Management’s role should be to train and assist these teams: but to ultimately allow them to make their own decisions. For management, it’s about asking questions like “what would help you do your job faster?” and helping to make a list of good and bad practises.
Deliver as fast as possible
Customers want fast delivery: and giving them this also means they have less chance to change their mind. Delivering quickly also gives you more time to make decisions: if you deliver in less than a week, then you have up until that delivery date to make last minute changes. So the key here is to reduce the time it takes to get from one end of the cycle process to the other: this will mean a steady rate of arrival and certainty; and understanding which processes will take longer than others.
Decide as late as possible
You can’t predict the future… so try and maintain flexibility until absolute certainty is established. This should be the last possible responsible moment: the moment at which failing to make a decision would lead to other problems.

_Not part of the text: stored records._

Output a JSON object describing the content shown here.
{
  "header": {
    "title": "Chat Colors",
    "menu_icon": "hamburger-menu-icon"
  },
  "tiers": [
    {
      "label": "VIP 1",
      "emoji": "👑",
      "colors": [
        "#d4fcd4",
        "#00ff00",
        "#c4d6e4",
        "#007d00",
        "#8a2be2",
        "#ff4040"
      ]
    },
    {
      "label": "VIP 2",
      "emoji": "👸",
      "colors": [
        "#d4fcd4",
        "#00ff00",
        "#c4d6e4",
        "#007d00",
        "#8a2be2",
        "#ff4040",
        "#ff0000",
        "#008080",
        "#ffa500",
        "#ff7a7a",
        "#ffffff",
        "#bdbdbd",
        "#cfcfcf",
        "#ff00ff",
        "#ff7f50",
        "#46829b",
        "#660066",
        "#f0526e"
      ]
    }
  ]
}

To do this you need to develop a clear sense of when decisions should be made; and know what is critically important for your software. Try and use feedback and real time information to help drive your decision making process.
See the whole
Remember that a system is not just the sum of its parts: it is actually a product of a series of interactions. It’s vital to address the root cause of problems rather than just the symptoms. It’s also important not to focus on individual performance metrics: and to instead only measure what needs to be measured.
So what is Agile software development?
Agile is basically a name that has been given to these software development processes that focus on adaptive planning; flexibility; continuous improvement; and evolution during development.
In other words, it is incorporating the lean software development processes into a larger picture with a clear manifesto and practises in place.
Is lean software development right for your business?
In short, lean software development is about common sense. It means being flexible, thoughtful and up-to-date: basing decisions on consumer feedback and real-time information while eliminating anything that’s unnecessary and that could cost your business money without producing any direct results. In this regard, going “lean” has benefits for almost any business: it’s just about applying them to your individual needs.